Advertising ROI Forecasting

ML Linear Regression

Project Outcomes:

We will train a Linear Regression model using advertising expenditure and sales data to identify which advertising channels provide the highest return on investment (ROI). Additionally, we aim to determine which channels exhibit the most predictable relationship between money spent and sales generated (forecasting reliability).

Linear Regression models the mathematical relationship between one or more features, and a continous output. The model will create a linear line that allows us to forecast feature-to-output relationships for input values not in our original data.

After feeding our data to the linear regression model, we can retrieve a scatterplot, trendline graph, and feature importance graph.

Scatterplots showing the relationship between advertising spend by channel and resulting sales.

The top row displays observed data, and the bottom row shows predictions generated by the linear regression model.

We can quickly see that TV advertising has a more clear positive correlation with sales compared to Radio and Newspaper.

According to our model, Radio has the strongest positive correlation between money spent on advertising and sales, followed by TV, and then Newspaper.

The trendline and importance graphs may make it seem like Radio is the clear-cut best advertising option, but there is a little more nuance to the situation than is immediately apparent. When retrieving the R2 score and MSE, we find out that while Radio has the highest ROI on average, TV advertising is by far the most consistent.

Conclusion

In terms of positive correlation between money invested and sales, advertising through Radio provides the highest ROI. However, the model's R2 score and MSE indicate that its predictions for TV advertising ROI are much more reliable than those for Radio and Newspaper.

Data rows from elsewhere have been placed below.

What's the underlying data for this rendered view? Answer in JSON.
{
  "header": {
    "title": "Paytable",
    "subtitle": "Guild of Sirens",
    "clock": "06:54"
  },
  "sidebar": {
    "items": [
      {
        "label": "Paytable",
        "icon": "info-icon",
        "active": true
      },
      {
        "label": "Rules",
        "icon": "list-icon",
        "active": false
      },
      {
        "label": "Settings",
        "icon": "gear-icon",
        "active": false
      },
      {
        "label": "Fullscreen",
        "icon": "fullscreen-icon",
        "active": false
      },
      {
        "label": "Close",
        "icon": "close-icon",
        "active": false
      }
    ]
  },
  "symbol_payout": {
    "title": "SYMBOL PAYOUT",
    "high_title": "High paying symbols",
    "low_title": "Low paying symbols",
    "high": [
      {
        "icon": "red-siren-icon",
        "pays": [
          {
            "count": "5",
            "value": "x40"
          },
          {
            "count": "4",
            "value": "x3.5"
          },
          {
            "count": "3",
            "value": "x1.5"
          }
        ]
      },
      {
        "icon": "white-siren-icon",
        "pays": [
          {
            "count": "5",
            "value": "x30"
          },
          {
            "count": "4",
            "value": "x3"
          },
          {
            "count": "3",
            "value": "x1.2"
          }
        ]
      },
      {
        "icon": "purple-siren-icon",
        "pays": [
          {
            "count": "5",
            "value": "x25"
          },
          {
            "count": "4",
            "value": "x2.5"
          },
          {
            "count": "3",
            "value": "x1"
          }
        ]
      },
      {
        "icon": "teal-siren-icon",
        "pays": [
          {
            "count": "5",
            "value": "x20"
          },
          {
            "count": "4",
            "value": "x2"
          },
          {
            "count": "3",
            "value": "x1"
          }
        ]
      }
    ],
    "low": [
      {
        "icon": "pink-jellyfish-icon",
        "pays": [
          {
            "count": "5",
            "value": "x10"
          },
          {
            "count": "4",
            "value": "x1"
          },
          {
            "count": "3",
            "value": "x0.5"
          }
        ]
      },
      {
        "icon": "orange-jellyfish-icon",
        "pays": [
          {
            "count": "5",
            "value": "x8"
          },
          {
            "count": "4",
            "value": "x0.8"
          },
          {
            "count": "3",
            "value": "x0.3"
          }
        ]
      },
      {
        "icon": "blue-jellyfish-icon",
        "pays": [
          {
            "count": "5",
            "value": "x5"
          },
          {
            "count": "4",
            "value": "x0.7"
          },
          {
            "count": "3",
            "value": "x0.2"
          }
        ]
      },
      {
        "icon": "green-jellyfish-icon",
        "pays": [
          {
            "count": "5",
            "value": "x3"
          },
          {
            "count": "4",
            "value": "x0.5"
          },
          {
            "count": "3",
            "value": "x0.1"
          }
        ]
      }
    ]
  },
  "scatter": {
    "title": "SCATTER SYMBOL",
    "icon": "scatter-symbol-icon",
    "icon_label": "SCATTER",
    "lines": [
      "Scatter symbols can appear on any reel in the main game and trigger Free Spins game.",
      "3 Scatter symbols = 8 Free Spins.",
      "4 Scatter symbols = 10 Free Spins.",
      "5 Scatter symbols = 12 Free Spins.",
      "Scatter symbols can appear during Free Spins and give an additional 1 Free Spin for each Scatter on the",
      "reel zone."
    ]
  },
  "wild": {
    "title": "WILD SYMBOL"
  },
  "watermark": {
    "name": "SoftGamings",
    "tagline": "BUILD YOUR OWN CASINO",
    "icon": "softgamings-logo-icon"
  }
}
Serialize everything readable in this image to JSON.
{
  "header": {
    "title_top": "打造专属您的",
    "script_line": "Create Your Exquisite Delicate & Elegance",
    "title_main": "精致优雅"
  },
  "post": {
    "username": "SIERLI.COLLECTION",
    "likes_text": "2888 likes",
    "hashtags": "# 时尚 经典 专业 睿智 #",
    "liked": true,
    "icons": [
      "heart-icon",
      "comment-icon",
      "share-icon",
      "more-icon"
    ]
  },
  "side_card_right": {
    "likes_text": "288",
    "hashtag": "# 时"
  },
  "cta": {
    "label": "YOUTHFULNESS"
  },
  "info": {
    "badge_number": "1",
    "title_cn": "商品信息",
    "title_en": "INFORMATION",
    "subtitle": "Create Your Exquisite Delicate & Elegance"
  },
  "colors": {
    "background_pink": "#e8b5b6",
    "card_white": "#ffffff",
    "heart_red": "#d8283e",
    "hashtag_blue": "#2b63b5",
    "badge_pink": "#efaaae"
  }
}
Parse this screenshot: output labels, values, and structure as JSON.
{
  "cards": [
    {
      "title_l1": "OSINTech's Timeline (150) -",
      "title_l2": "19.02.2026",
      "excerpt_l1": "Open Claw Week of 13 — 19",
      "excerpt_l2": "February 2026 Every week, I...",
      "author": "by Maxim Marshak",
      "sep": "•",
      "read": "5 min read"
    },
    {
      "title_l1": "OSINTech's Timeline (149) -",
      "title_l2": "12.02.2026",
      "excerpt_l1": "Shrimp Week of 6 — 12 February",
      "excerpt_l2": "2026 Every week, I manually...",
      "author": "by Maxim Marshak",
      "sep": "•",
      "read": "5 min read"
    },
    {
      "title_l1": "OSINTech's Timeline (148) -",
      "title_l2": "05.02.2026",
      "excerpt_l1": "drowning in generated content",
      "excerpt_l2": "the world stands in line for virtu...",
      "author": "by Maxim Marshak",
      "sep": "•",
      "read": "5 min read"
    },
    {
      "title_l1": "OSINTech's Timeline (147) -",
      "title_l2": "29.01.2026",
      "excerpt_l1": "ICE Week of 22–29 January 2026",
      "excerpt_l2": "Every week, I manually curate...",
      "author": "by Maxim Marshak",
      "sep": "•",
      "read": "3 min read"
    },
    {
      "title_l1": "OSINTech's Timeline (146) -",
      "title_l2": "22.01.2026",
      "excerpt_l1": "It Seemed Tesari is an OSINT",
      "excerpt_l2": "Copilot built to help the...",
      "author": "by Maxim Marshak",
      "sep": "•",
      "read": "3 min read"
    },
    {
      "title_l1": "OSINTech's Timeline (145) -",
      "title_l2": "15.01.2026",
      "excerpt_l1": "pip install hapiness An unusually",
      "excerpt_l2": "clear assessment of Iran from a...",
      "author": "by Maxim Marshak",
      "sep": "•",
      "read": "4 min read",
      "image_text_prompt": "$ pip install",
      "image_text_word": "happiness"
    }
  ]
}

This suggests that while Radio's ROI may be higher on average, the actual ROI seen is subject to quite a bit of variance and unpredictability. For this reason, TV advertising may be more practical for its reliability and comparatively robust ROI.

Overall

Radio: Unpredictable, highest ROI on average, viable but unreliable

TV: Predictable, 2nd highest ROI, most practical option, but not as high a "ceiling" as Radio advertising

Newspaper: Unpredictable, lowest ROI, least practical of the 3 advertising methods

MSE: The lower the number, the less variance between model predictions and true values (very far off calculations are weighed more heavily)

R2: Accuracy of the variance our model predicts. The closer to "1" the closer to 100% accurate. R2 of 1 means that the spread in the data is perfectly predicted

Notably, the statistics for TV show that its linear relationship with sales is much clearer and more reliable than those for Radio and Newspaper

Additional Experiment 1: Modeling Linear Regression for each Channel Individually

Interestingly, when compared to our first experiment, we can see that the model predicts the ROI for Newspaper to actually be higher than TV when advertising expenditure is between 0-400 (but outperformed by TV after that point). ROI for Radio is predicted to be much higher than our first experiment. However, it should still be noted that the R2 score and MSE remain unchanged when compared to our first experiment, so the previous assertion that Newspaper advertising is the least viable still holds true.

According to this model, interestingly, Radio ROI on average is so much higher than TV ROI that the unpredictability may be worth it.

Additional Experiment 2: Scaling Using StandardScaler

The feature importance graph shows that Radio advertising has the strongest influence on the model's sales predictions. This means that our model assigns Radio advertising spending as the strongest predictor for sales.

Using StandardScale allows us to scale our data so that the model more accurately detects which channels have the greatest impact on final sales.

ROI trendlines are very similar to those of our first experiment, with the major point of difference being the importance scores assigned to each channel. TV has by far the highest, while Radio sits much lower, and Newspaper doesn't have any importance at all.

This experiment better portrays which features are more reliable indicators of sales. While Radio has a higher potential ROI, TV is much more reliable, similar to the conclusion drawn in our first experiment.

Revised Conclusion:

As we initially thought, TV advertising is the most consistent and predictable, and therefore, the most viable under most circumstances, supported even better when taking into account our scaled importance scores from additional experiment 2. Radio advertising might yield a higher ROI, but is overall much less consistent and difficult to predict, so risk is also high. Newspaper advertising is mostly irrelevant. If a level of inconsistency and risk is deemed ok for an advertising campaign, going with Radio advertising will almost always yield better results.